Saskatoon StarPhoenix

Patient faces unexpected long wait for surgery

- PAMELA COWAN pcowan@leaderpost.com

REGINA — At a time when the province is focusing on reducing surgical wait times to three months, a Regina man is upset he must wait at least a year before he can get surgery.

Harley Ast was dumbfounde­d when the surgical care co-ordinator with the Regina Qu’Appelle Health Region (RQHR) called him on Jan. 23 and told him not to expect surgery for 12 to 14 months.

That contradict­ed the estimated six-month wait Regina urologist, Dr. Edward Tse, gave Ast in early November.

“How do you go from six months to 12 to 14 months?” Ast asked Tuesday.

“I’ve never head of that happening,” said the 72-yearold, who has had multiple operations in Regina’s hospitals.

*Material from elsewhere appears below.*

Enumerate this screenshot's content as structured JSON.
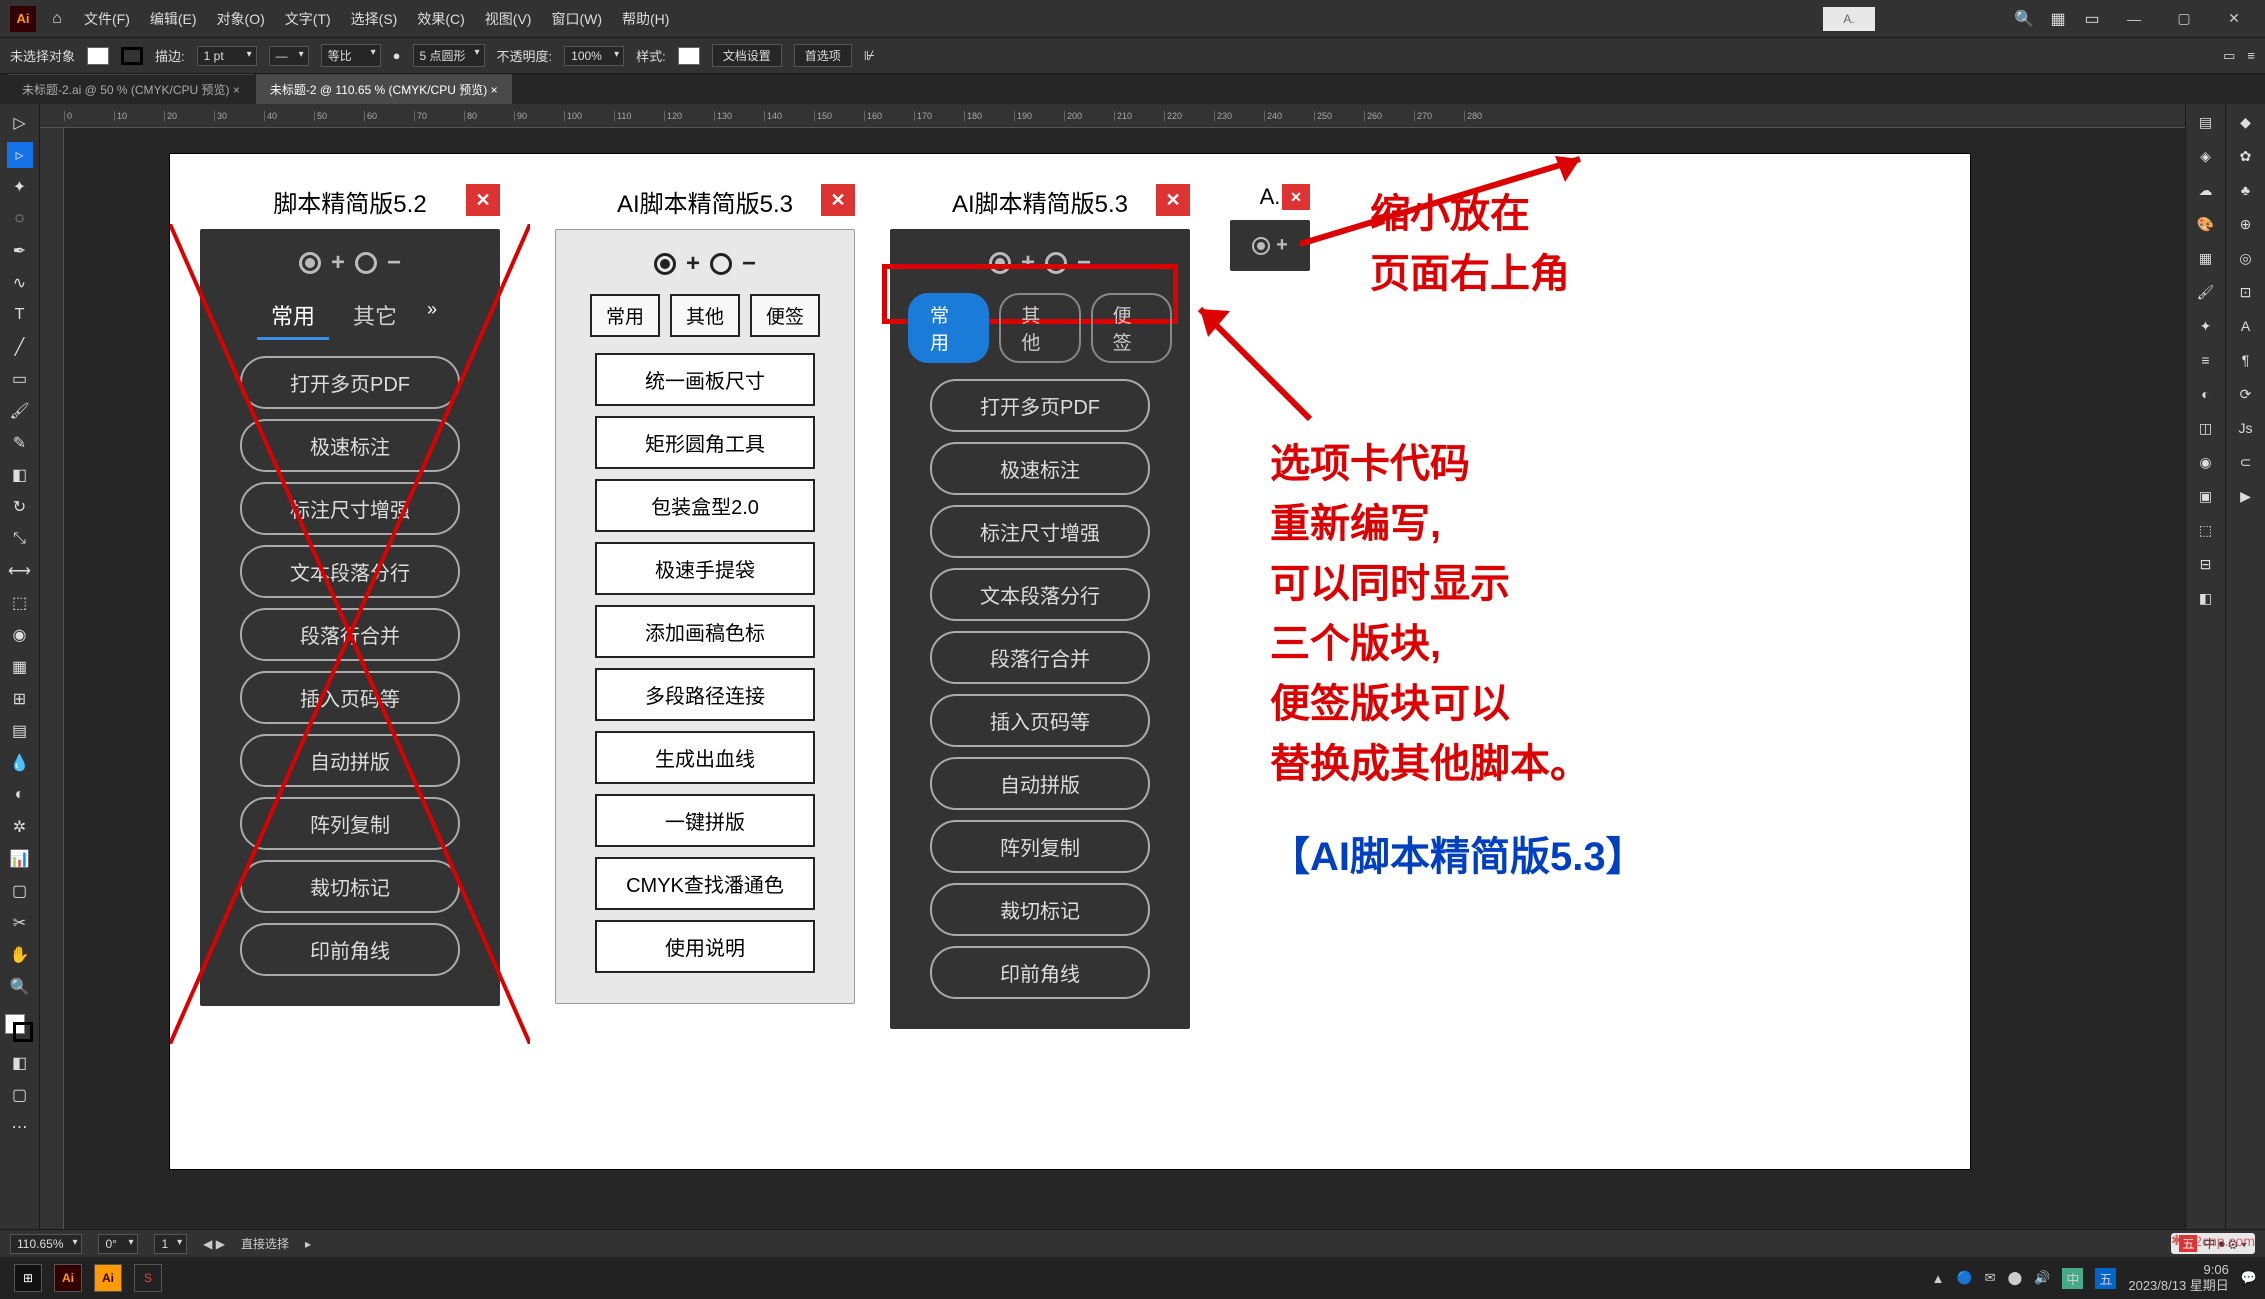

The scheduling office sends monthly lists with approximat­e wait times to surgeons’ offices, but physicians are not always aware of their own wait times, said Sandy Euteneier, the RQHR’s executive director of surgical services.

She noted there is quite an imbalance in waits between urology specialist­s as well as other surgical services.

Cancer patients are given priority on wait lists while others, like Ast, can see waits vary depending on how many cancer cases their surgeon is seeing.

“In certain services, we are phoning and saying, ‘You can go from this doctor’s list to this other doctor’s list, who can do you sooner,’ ” Euteneier said. “Having said that, they may not all do certain procedures.”

Ast wasn’t told he has the option to go elsewhere for surgery.

“If there’s a person as good as Dr. Tse for this specific operation, I would go to Saskatoon,” he said. “It’s something I really need right now.”

According to the latest data on the Saskatchew­an Surgical Initiative website, 346 urology operations were performed in the RQHR between September and November and 298 patients were waiting for surgery. Of those, 5.3 per cent had waited longer than 12 months.

In Saskatoon, 551 urology surgeries were performed in the same time frame, and 354 patients were waiting. All surgeries were done within 12 months in Saskatoon, which has seven urologists compared to Regina’s three.

“We have improved our wait times, but have we completely eliminated them? Absolutely not,” Euteneier said. “We’re working very hard on trying to get our backlog down so that we can achieve the targets that the province has set out for us, both for cancer-related and regular surgeries.”

When Ast called the surgical care co-ordinator on Jan. 20 to find out where he was on the wait list, a recorded message told him that due to the high volume of calls he should not expect an answer for at least one to three days. When Ast didn’t hear back on the third day, he called again and left another message.

On Jan. 24, the region called Ast and informed him of the lengthy wait.

The RQHR used to have two people answering surgical wait time calls, but when waits started to improve, the number of calls decreased by more than 50 per cent from a year ago and one position was eliminated.

Around Christmas, the person answering surgical inquiries had time off and was not replaced for two weeks. When she returned, there was a backlog of calls.

“It’s totally unacceptab­le that we have a wait line that someone is not manning,” Euteneier said.

That won’t happen again, she added.

About 600 people call the RQHR’s surgical care co-ordinator monthly to check their surgery dates.